Intel knows gamers want faster hardware, but the company’s latest message is clear: raw CPU specs aren’t the only thing deciding your frame rates. According to Intel VP and GM Robert Hallock, many of the performance debates around the company’s hybrid processors are missing the bigger issue—software optimization.
The discussion picked up after some reviewers and enthusiasts reported that certain games appeared to run faster when Intel’s Efficient cores (E-cores) were disabled. That led to a familiar conclusion in the PC gaming community: maybe E-cores are dragging gaming performance down. Hallock says that assumption doesn’t hold up. In his view, when you compare Performance cores (P-cores) and E-cores strictly in terms of gaming results, the difference is minimal—around a 1% gap—meaning E-cores themselves aren’t the real culprit behind lower game performance.
Instead, Intel is pointing the finger at how games and game engines behave on modern hybrid CPUs. Many titles were built on the expectation that CPU cores are all the same. Hybrid designs break that assumption by mixing different types of cores designed for different workloads. When a game or engine doesn’t account for those differences, it can lead to scheduling problems, uneven thread distribution, and inconsistent frame times—issues that can feel like “bad performance” even when the hardware is capable.
Hallock’s bigger argument is that PC gamers, including hardcore enthusiasts, often underestimate how much the software layer matters. CPU performance in games doesn’t depend only on silicon.

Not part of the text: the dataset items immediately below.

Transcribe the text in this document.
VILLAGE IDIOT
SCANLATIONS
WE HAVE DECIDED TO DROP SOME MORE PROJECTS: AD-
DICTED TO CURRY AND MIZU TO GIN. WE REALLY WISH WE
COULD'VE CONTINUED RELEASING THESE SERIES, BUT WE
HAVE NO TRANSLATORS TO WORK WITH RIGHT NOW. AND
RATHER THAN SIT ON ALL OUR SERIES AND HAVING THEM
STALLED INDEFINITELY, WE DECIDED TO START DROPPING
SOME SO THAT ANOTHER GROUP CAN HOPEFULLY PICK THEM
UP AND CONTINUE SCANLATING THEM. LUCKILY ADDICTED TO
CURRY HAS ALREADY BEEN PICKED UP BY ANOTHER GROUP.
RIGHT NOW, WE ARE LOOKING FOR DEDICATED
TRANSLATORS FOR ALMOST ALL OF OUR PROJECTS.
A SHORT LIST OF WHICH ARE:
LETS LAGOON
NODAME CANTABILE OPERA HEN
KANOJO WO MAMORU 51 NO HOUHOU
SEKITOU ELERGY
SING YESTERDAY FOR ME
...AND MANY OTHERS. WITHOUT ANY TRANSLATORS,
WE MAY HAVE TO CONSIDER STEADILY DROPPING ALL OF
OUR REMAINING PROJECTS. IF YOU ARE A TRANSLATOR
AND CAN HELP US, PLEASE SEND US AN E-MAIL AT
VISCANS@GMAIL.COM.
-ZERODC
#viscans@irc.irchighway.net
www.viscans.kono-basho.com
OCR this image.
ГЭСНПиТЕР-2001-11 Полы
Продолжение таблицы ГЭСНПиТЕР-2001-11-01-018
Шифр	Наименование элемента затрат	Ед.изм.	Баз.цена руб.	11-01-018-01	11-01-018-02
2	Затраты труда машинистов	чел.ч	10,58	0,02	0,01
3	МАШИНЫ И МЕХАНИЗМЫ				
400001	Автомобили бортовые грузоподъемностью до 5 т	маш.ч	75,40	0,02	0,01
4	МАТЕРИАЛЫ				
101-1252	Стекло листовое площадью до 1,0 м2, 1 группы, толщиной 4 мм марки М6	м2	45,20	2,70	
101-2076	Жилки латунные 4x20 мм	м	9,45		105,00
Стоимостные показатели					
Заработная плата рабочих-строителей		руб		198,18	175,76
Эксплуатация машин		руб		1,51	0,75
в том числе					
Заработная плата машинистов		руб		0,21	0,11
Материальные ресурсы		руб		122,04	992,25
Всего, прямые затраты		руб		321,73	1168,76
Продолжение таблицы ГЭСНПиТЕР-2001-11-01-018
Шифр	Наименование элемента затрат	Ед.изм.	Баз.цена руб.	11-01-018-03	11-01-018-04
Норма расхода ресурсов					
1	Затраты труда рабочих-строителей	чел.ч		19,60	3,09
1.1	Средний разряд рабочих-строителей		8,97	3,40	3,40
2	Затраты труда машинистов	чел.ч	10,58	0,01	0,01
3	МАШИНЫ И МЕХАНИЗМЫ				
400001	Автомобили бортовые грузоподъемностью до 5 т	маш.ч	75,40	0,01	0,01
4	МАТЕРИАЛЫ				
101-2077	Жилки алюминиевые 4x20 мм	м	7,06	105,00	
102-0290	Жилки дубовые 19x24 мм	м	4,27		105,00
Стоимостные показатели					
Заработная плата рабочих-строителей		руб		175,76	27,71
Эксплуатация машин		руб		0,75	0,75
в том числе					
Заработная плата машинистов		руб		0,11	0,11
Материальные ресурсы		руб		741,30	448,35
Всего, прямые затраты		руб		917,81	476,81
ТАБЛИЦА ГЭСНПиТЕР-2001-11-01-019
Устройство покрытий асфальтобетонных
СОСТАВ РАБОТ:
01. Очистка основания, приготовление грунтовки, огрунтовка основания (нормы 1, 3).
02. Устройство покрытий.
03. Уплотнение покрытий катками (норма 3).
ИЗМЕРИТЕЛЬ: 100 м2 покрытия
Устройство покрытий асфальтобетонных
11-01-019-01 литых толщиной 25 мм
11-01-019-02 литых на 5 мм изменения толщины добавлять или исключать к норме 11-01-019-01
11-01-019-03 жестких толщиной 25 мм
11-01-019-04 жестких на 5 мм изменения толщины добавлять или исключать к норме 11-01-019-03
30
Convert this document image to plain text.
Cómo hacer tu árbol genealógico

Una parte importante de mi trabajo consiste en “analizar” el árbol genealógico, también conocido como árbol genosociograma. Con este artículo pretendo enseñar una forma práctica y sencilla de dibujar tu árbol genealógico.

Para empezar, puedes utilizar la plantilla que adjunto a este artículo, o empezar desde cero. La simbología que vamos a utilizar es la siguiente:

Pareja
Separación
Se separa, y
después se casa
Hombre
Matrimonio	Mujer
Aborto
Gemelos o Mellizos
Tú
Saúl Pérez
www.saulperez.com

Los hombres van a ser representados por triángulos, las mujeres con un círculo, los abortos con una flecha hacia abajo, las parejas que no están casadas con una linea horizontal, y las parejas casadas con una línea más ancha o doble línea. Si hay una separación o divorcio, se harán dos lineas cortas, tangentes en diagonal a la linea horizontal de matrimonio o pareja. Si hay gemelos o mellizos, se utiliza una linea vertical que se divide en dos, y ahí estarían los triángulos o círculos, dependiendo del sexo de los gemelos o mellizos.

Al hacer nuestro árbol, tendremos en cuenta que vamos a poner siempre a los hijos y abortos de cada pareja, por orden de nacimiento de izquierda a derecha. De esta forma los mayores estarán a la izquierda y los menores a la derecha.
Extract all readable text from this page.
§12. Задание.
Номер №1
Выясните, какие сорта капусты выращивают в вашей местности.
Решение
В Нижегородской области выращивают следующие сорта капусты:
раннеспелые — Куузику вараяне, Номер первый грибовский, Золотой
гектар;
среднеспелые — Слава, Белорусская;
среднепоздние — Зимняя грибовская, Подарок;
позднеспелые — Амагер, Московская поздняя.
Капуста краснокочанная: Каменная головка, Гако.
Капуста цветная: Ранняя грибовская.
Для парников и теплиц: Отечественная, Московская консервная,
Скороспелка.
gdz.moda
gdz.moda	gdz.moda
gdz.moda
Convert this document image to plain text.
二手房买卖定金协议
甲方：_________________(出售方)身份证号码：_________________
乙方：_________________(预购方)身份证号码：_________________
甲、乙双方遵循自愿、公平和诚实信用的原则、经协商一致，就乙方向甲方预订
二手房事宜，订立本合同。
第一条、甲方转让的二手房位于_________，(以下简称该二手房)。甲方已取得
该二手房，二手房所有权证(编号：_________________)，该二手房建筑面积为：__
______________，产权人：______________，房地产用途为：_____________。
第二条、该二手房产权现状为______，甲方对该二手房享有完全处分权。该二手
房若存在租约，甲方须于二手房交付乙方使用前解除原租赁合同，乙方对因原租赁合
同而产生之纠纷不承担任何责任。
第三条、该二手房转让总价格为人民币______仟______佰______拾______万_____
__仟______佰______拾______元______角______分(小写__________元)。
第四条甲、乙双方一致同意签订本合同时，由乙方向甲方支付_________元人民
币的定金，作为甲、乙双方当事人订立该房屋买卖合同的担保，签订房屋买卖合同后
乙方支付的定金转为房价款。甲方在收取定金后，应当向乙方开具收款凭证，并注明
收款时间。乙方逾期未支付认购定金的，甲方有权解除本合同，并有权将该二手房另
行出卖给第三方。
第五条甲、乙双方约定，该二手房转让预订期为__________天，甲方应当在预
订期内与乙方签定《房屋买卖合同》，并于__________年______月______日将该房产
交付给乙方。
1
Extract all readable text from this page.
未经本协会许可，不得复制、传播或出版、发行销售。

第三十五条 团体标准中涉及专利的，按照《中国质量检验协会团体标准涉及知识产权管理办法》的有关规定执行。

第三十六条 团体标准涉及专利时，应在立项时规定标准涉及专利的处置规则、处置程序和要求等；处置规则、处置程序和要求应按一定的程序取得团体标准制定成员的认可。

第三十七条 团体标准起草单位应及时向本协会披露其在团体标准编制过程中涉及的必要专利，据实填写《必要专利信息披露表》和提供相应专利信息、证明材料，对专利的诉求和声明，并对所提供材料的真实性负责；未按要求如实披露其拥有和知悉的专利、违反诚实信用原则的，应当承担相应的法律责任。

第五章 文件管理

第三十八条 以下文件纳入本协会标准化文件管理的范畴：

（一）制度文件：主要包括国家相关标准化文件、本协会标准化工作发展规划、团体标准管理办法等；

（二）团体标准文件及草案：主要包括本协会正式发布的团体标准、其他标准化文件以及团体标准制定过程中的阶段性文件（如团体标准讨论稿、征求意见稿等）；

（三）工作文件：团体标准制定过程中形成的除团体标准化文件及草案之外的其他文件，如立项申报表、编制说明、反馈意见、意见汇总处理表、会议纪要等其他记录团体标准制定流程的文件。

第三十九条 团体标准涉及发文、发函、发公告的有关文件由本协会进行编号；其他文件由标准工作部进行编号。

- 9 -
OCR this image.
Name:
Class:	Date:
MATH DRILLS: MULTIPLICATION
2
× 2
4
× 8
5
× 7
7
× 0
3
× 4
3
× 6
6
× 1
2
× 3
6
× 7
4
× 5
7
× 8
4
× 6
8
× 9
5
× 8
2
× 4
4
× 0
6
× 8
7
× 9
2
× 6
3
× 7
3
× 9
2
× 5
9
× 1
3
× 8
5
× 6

It also depends on how well the operating system schedules tasks, how the game engine assigns threads, what background apps are doing, and even things like power plans and system configuration. Intel’s hybrid chips lean heavily on technologies and OS behavior to steer the right work to the right cores, but if the game isn’t optimized for that environment, performance can be left on the table.
He goes further by claiming there can be a surprisingly large amount of “hidden” performance locked behind optimization—potentially 10% to 30%—simply because a game isn’t tuned for a specific CPU design. In other words, upgrading hardware can help, but it won’t always unlock the best possible results if the software isn’t taking full advantage of the processor’s architecture.
Hybrid CPU designs have already proven their value in multitasking and productivity workloads, where splitting work across different core types can be a major advantage. But in gaming, Hallock suggests, hardware alone can’t always deliver peak results unless developers and platforms do the work to optimize scheduling and threading behavior. If those software bottlenecks are addressed, Intel believes gaming performance could move significantly closer to the top performers—and, in the best-case scenario, potentially challenge the current leaders more directly.
For gamers, the takeaway is simple: if you’re troubleshooting performance on a modern Intel hybrid CPU, the answer may not be as straightforward as turning E-cores off. The real gains may come from better game updates, improved engine support, OS scheduling improvements, and more thoughtful optimization across the PC gaming stack.